Para isso, porém, devem ser observados três requisitos: a existência de pedido de registro de tal medicamento no Brasil, a existência de registro em renomadas agências do exterior e a falta, no mercado, de um substituto ao que estará sendo pleiteado pelo paciente. Essas ações, segundo os ministros, só poderão ser movidas contra a União – que é quem tem a competência para incluir os medicamentos nos registros da Anvisa.
O advogado Rafael Robba, do Vilhena Silva Advogados, especialista em direito à saúde, entende que a decisão do Supremo vai acabar restringindo o acesso a medicamentos sem registro.
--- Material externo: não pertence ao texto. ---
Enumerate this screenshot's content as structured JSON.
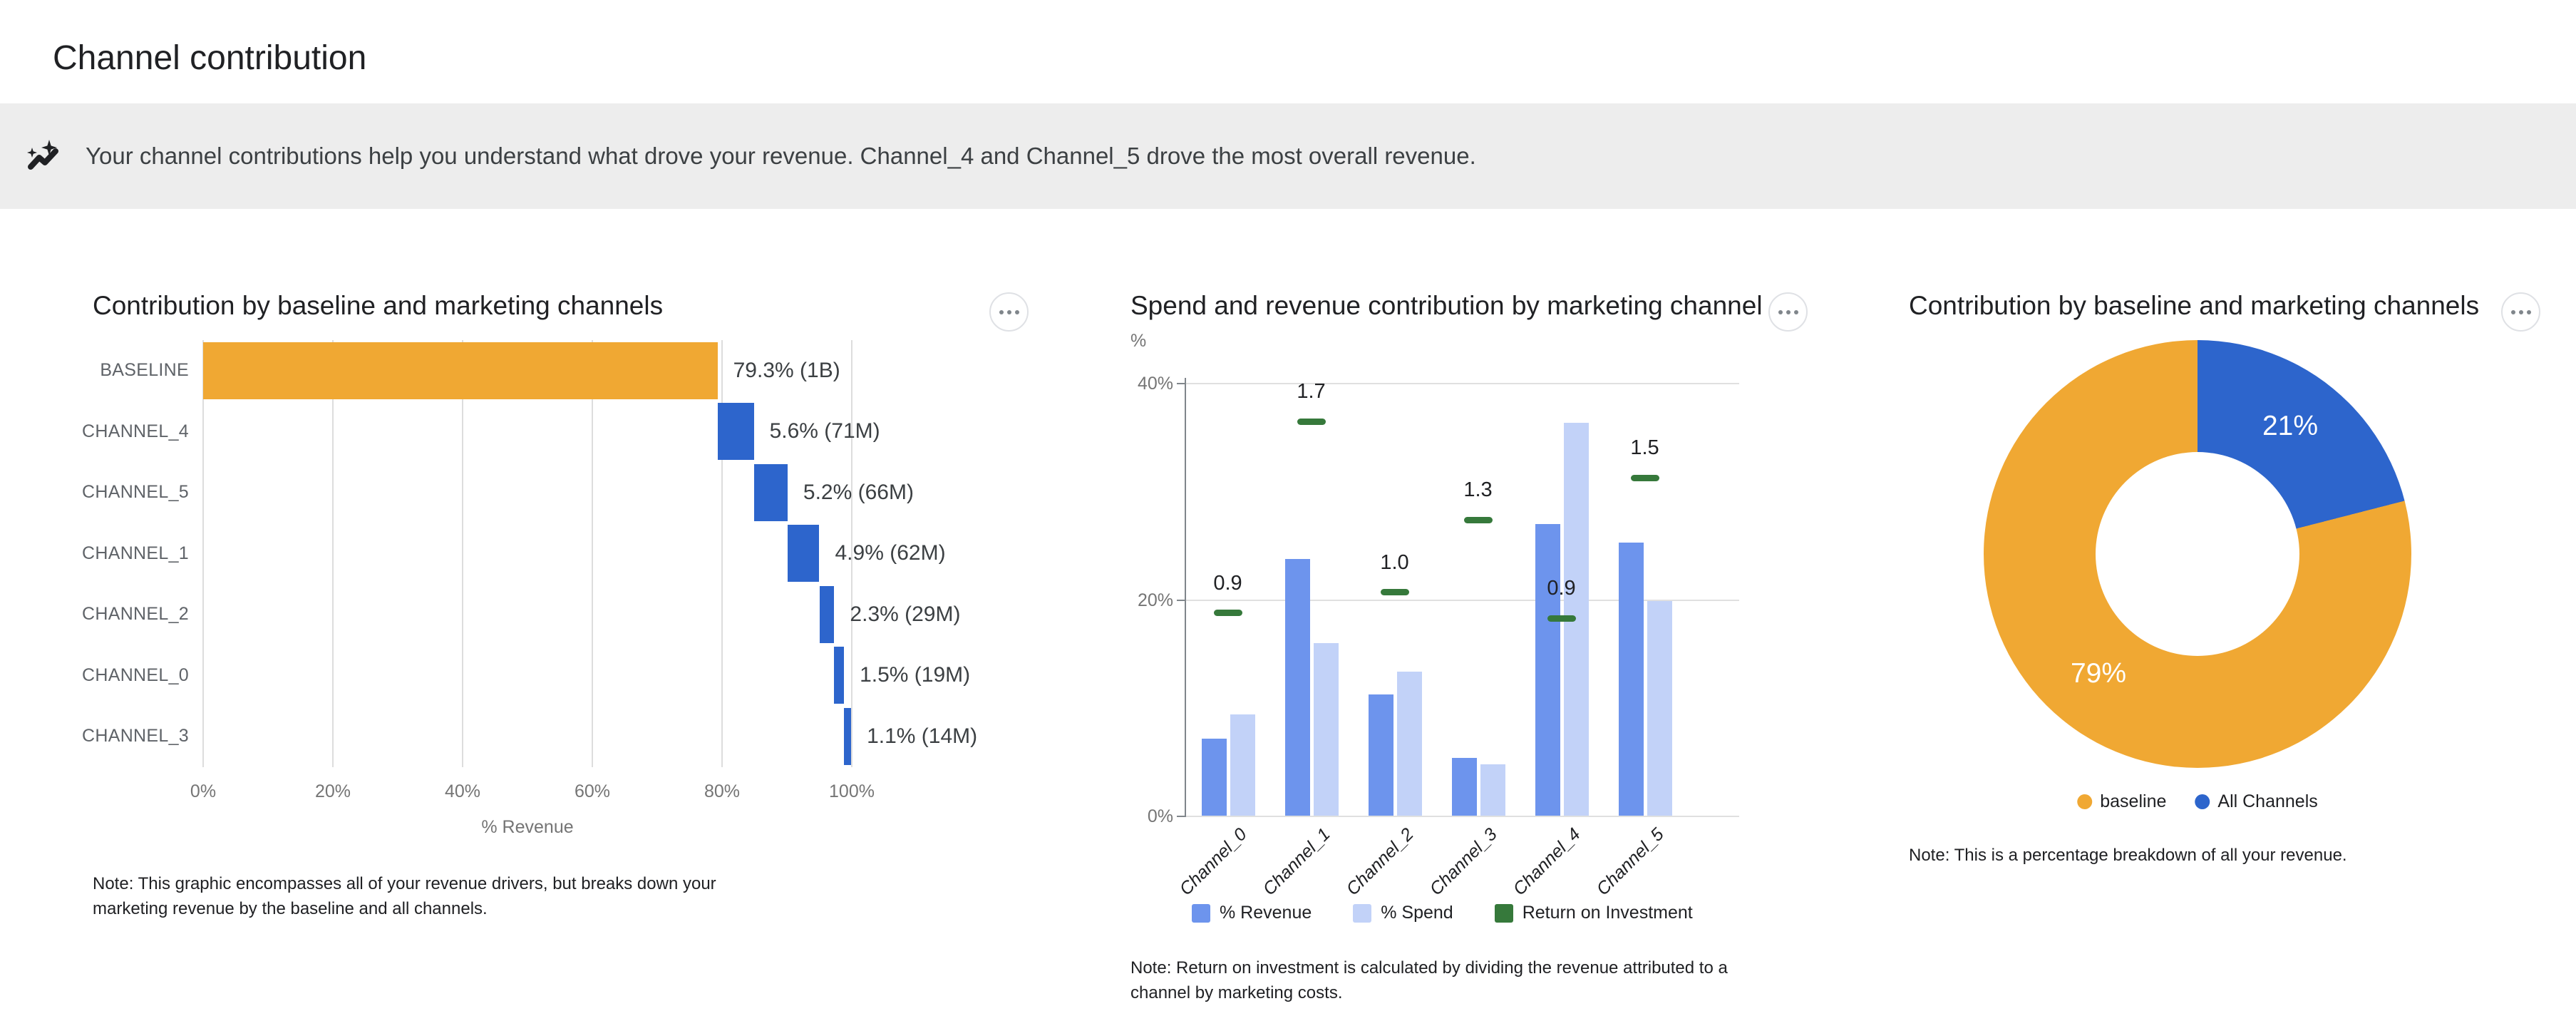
{
  "page": {
    "title": "Channel contribution"
  },
  "banner": {
    "icon": "insights-icon",
    "text": "Your channel contributions help you understand what drove your revenue. Channel_4 and Channel_5 drove the most overall revenue."
  },
  "chart_data": [
    {
      "type": "bar",
      "subtype": "horizontal-waterfall",
      "title": "Contribution by baseline and marketing channels",
      "categories": [
        "BASELINE",
        "CHANNEL_4",
        "CHANNEL_5",
        "CHANNEL_1",
        "CHANNEL_2",
        "CHANNEL_0",
        "CHANNEL_3"
      ],
      "values_pct": [
        79.3,
        5.6,
        5.2,
        4.9,
        2.3,
        1.5,
        1.1
      ],
      "value_labels": [
        "79.3% (1B)",
        "5.6% (71M)",
        "5.2% (66M)",
        "4.9% (62M)",
        "2.3% (29M)",
        "1.5% (19M)",
        "1.1% (14M)"
      ],
      "x_ticks": [
        "0%",
        "20%",
        "40%",
        "60%",
        "80%",
        "100%"
      ],
      "xlim": [
        0,
        100
      ],
      "xlabel": "% Revenue",
      "grid": true,
      "colors": {
        "baseline": "#F0A833",
        "channel": "#2D65CC"
      },
      "note": "Note: This graphic encompasses all of your revenue drivers, but breaks down your marketing revenue by the baseline and all channels."
    },
    {
      "type": "bar",
      "subtype": "grouped-bars-with-roi-markers",
      "title": "Spend and revenue contribution by marketing channel",
      "categories": [
        "Channel_0",
        "Channel_1",
        "Channel_2",
        "Channel_3",
        "Channel_4",
        "Channel_5"
      ],
      "series": [
        {
          "name": "% Revenue",
          "type": "bar",
          "color": "#6D94ED",
          "values_pct": [
            7.2,
            23.8,
            11.3,
            5.4,
            27.0,
            25.3
          ]
        },
        {
          "name": "% Spend",
          "type": "bar",
          "color": "#C2D2F8",
          "values_pct": [
            9.4,
            16.0,
            13.4,
            4.8,
            36.4,
            19.9
          ]
        },
        {
          "name": "Return on Investment",
          "type": "marker",
          "color": "#36793B",
          "values": [
            0.9,
            1.7,
            1.0,
            1.3,
            0.9,
            1.5
          ],
          "value_labels": [
            "0.9",
            "1.7",
            "1.0",
            "1.3",
            "0.9",
            "1.5"
          ],
          "marker_axis_pct": [
            18.8,
            36.5,
            20.7,
            27.4,
            18.3,
            31.3
          ]
        }
      ],
      "ylabel_unit": "%",
      "y_ticks": [
        "0%",
        "20%",
        "40%"
      ],
      "y_tick_values": [
        0,
        20,
        40
      ],
      "ylim": [
        0,
        40
      ],
      "grid": true,
      "legend_position": "bottom",
      "note": "Note: Return on investment is calculated by dividing the revenue attributed to a channel by marketing costs."
    },
    {
      "type": "pie",
      "subtype": "donut",
      "title": "Contribution by baseline and marketing channels",
      "slices": [
        {
          "label": "All Channels",
          "value_pct": 21,
          "display_label": "21%",
          "color": "#2D65CC"
        },
        {
          "label": "baseline",
          "value_pct": 79,
          "display_label": "79%",
          "color": "#F0A833"
        }
      ],
      "legend": [
        "baseline",
        "All Channels"
      ],
      "legend_position": "bottom",
      "note": "Note: This is a percentage breakdown of all your revenue."
    }
  ]
}
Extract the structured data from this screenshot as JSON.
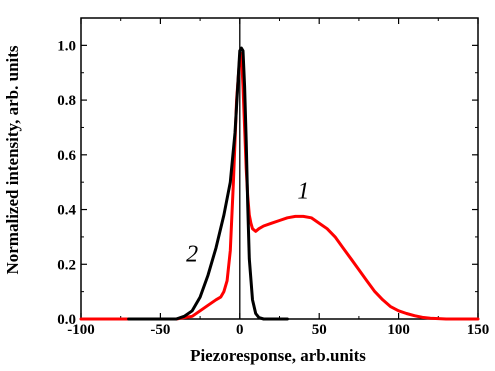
{
  "chart_data": {
    "type": "line",
    "title": "",
    "xlabel": "Piezoresponse, arb.units",
    "ylabel": "Normalized intensity, arb. units",
    "xlim": [
      -100,
      150
    ],
    "ylim": [
      0.0,
      1.1
    ],
    "xticks": [
      "-100",
      "-50",
      "0",
      "50",
      "100",
      "150"
    ],
    "yticks": [
      "0.0",
      "0.2",
      "0.4",
      "0.6",
      "0.8",
      "1.0"
    ],
    "grid": false,
    "vertical_line_x": 0,
    "series": [
      {
        "label": "1",
        "color": "#ff0000",
        "x": [
          -100,
          -40,
          -30,
          -25,
          -20,
          -15,
          -12,
          -10,
          -8,
          -6,
          -4,
          -2,
          0,
          1,
          2,
          3,
          4,
          5,
          6,
          7,
          8,
          10,
          12,
          15,
          20,
          25,
          30,
          35,
          40,
          45,
          50,
          55,
          60,
          65,
          70,
          75,
          80,
          85,
          90,
          95,
          100,
          105,
          110,
          115,
          120,
          130,
          140,
          150
        ],
        "y": [
          0.0,
          0.0,
          0.01,
          0.03,
          0.05,
          0.07,
          0.08,
          0.1,
          0.14,
          0.25,
          0.5,
          0.8,
          0.96,
          0.97,
          0.85,
          0.7,
          0.55,
          0.45,
          0.38,
          0.35,
          0.33,
          0.32,
          0.33,
          0.34,
          0.35,
          0.36,
          0.37,
          0.375,
          0.375,
          0.37,
          0.35,
          0.33,
          0.3,
          0.26,
          0.22,
          0.18,
          0.14,
          0.1,
          0.07,
          0.045,
          0.03,
          0.02,
          0.012,
          0.006,
          0.003,
          0.0,
          0.0,
          0.0
        ]
      },
      {
        "label": "2",
        "color": "#000000",
        "x": [
          -70,
          -40,
          -35,
          -30,
          -25,
          -20,
          -15,
          -10,
          -6,
          -3,
          -1,
          0,
          1,
          2,
          3,
          4,
          5,
          6,
          8,
          10,
          12,
          15,
          20,
          30
        ],
        "y": [
          0.0,
          0.0,
          0.01,
          0.03,
          0.08,
          0.16,
          0.26,
          0.38,
          0.5,
          0.68,
          0.88,
          0.98,
          0.99,
          0.98,
          0.85,
          0.65,
          0.42,
          0.22,
          0.07,
          0.02,
          0.005,
          0.0,
          0.0,
          0.0
        ]
      }
    ],
    "annotations": [
      {
        "text": "1",
        "x": 40,
        "y": 0.44
      },
      {
        "text": "2",
        "x": -30,
        "y": 0.21
      }
    ]
  }
}
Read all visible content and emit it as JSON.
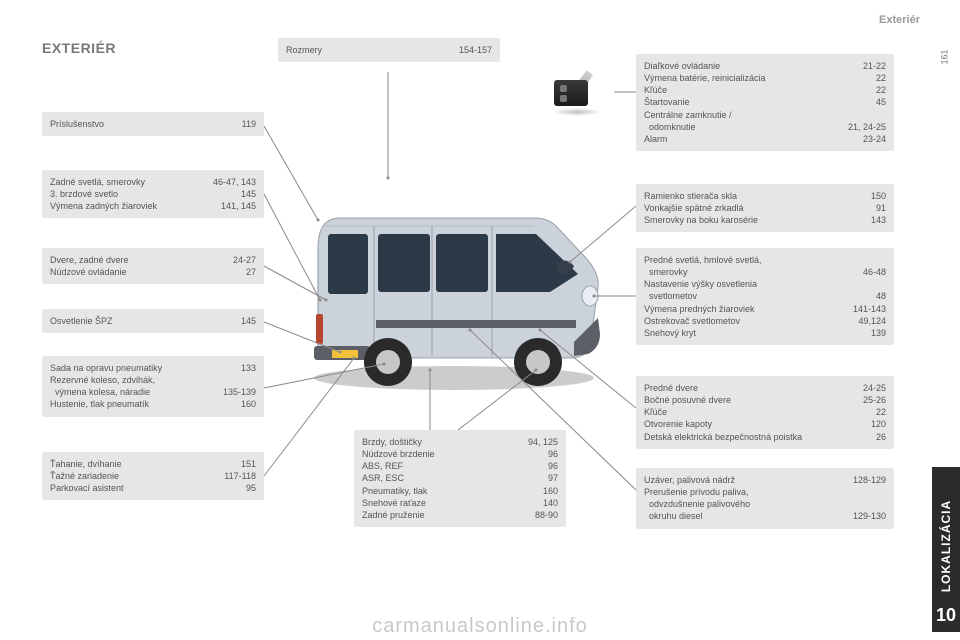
{
  "header": {
    "section": "Exteriér"
  },
  "title": "EXTERIÉR",
  "page_number": "161",
  "sidetab": {
    "number": "10",
    "label": "LOKALIZÁCIA"
  },
  "watermark": "carmanualsonline.info",
  "box_rozmery": {
    "rows": [
      {
        "l": "Rozmery",
        "r": "154-157"
      }
    ]
  },
  "box_prislus": {
    "rows": [
      {
        "l": "Príslušenstvo",
        "r": "119"
      }
    ]
  },
  "box_zadne": {
    "rows": [
      {
        "l": "Zadné svetlá, smerovky",
        "r": "46-47, 143"
      },
      {
        "l": "3. brzdové svetlo",
        "r": "145"
      },
      {
        "l": "Výmena zadných žiaroviek",
        "r": "141, 145"
      }
    ]
  },
  "box_dvere": {
    "rows": [
      {
        "l": "Dvere, zadné dvere",
        "r": "24-27"
      },
      {
        "l": "Núdzové ovládanie",
        "r": "27"
      }
    ]
  },
  "box_spz": {
    "rows": [
      {
        "l": "Osvetlenie ŠPZ",
        "r": "145"
      }
    ]
  },
  "box_sada": {
    "rows": [
      {
        "l": "Sada na opravu pneumatiky",
        "r": "133"
      },
      {
        "l": "Rezervné koleso, zdvihák,",
        "r": ""
      },
      {
        "l": "  výmena kolesa, náradie",
        "r": "135-139"
      },
      {
        "l": "Hustenie, tlak pneumatík",
        "r": "160"
      }
    ]
  },
  "box_tahanie": {
    "rows": [
      {
        "l": "Ťahanie, dvíhanie",
        "r": "151"
      },
      {
        "l": "Ťažné zariadenie",
        "r": "117-118"
      },
      {
        "l": "Parkovací asistent",
        "r": "95"
      }
    ]
  },
  "box_brzdy": {
    "rows": [
      {
        "l": "Brzdy, doštičky",
        "r": "94, 125"
      },
      {
        "l": "Núdzové brzdenie",
        "r": "96"
      },
      {
        "l": "ABS, REF",
        "r": "96"
      },
      {
        "l": "ASR, ESC",
        "r": "97"
      },
      {
        "l": "Pneumatiky, tlak",
        "r": "160"
      },
      {
        "l": "Snehové raťaze",
        "r": "140"
      },
      {
        "l": "Zadné pruženie",
        "r": "88-90"
      }
    ]
  },
  "box_dialk": {
    "rows": [
      {
        "l": "Diaľkové ovládanie",
        "r": "21-22"
      },
      {
        "l": "Výmena batérie, reinicializácia",
        "r": "22"
      },
      {
        "l": "Kľúče",
        "r": "22"
      },
      {
        "l": "Štartovanie",
        "r": "45"
      },
      {
        "l": "Centrálne zamknutie /",
        "r": ""
      },
      {
        "l": "  odomknutie",
        "r": "21, 24-25"
      },
      {
        "l": "Alarm",
        "r": "23-24"
      }
    ]
  },
  "box_ramien": {
    "rows": [
      {
        "l": "Ramienko stierača skla",
        "r": "150"
      },
      {
        "l": "Vonkajšie spätné zrkadlá",
        "r": "91"
      },
      {
        "l": "Smerovky na boku karosérie",
        "r": "143"
      }
    ]
  },
  "box_predsv": {
    "rows": [
      {
        "l": "Predné svetlá, hmlové svetlá,",
        "r": ""
      },
      {
        "l": "  smerovky",
        "r": "46-48"
      },
      {
        "l": "Nastavenie výšky osvetlenia",
        "r": ""
      },
      {
        "l": "  svetlometov",
        "r": "48"
      },
      {
        "l": "Výmena predných žiaroviek",
        "r": "141-143"
      },
      {
        "l": "Ostrekovač svetlometov",
        "r": "49,124"
      },
      {
        "l": "Snehový kryt",
        "r": "139"
      }
    ]
  },
  "box_preddv": {
    "rows": [
      {
        "l": "Predné dvere",
        "r": "24-25"
      },
      {
        "l": "Bočné posuvné dvere",
        "r": "25-26"
      },
      {
        "l": "Kľúče",
        "r": "22"
      },
      {
        "l": "Otvorenie kapoty",
        "r": "120"
      },
      {
        "l": "Detská elektrická bezpečnostná poistka",
        "r": "26"
      }
    ]
  },
  "box_uzaver": {
    "rows": [
      {
        "l": "Uzáver, palivová nádrž",
        "r": "128-129"
      },
      {
        "l": "Prerušenie prívodu paliva,",
        "r": ""
      },
      {
        "l": "  odvzdušnenie palivového",
        "r": ""
      },
      {
        "l": "  okruhu diesel",
        "r": "129-130"
      }
    ]
  },
  "van": {
    "body_color": "#c9ced6",
    "window_color": "#2c3946",
    "wheel_color": "#2a2a2a",
    "rim_color": "#c7c7c7",
    "ground_shadow": "rgba(0,0,0,0.25)",
    "bumper_color": "#5c5f66",
    "light_color": "#c43b2a",
    "plate_color": "#f2c23a"
  },
  "lines": {
    "color": "#8a8a8a"
  }
}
Ele cita como exemplo um paciente com câncer que tomou determinado remédio que já não faz mais efeito e, por esse motivo, precisaria avançar para um outro que ainda não tem registro na Anvisa. “Estaria fora das hipóteses definidas pelo STF”, observa.
Robba pondera, no entanto, que por fixar critérios para o acesso, a decisão do STF é melhor que a proferida pelo Superior Tribunal de Justiça (STJ), em recurso repetitivo. “Já existia uma decisão do STJ desobrigando o SUS de fornecer medicamentos sem registro. Agora, esta decisão do STF criou critérios para que a pessoa possa exigir um medicamento não registrado. São cumulativos, ou seja, os três critérios precisam estar presentes. É algo que traz uma possibilidade para as pessoas.”
Para Rodrigo Araújo, do Araújo, Conforti, Jonhsson, não haverá redução substancial no número de ações, a ponto de impactar o problema da judicialização da saúde. “A maioria desses medicamentos não tem similar. A medicina avança rapidamente. Todo ano surgem novas drogas que passam a tratar problemas que antes não tinham cura”, diz.
Os medicamentos pleiteados na Justiça, segundo o advogado, geralmente são registrados primeiro nas agências internacionais. Ele diz que a Anvisa aperfeiçoou os seus métodos e têm se tornado mais eficiente, mas, ainda assim, existe demora no processo de inclusão. Ele cita o caso de um medicamento chamado Revlimid, usado para o tratamento de mieloma múltiplo (um tipo de câncer), que levou dez anos para ser registrado no país.
Um ponto sobre esse tema, no entanto, acrescenta, não foi abordado pelos ministros e pode gerar ações na Justiça. Trata-se dos casos em que a Anvisa tiver indeferido o pedido de registro de um medicamento que tem reconhecimento em agências internacionais de renome.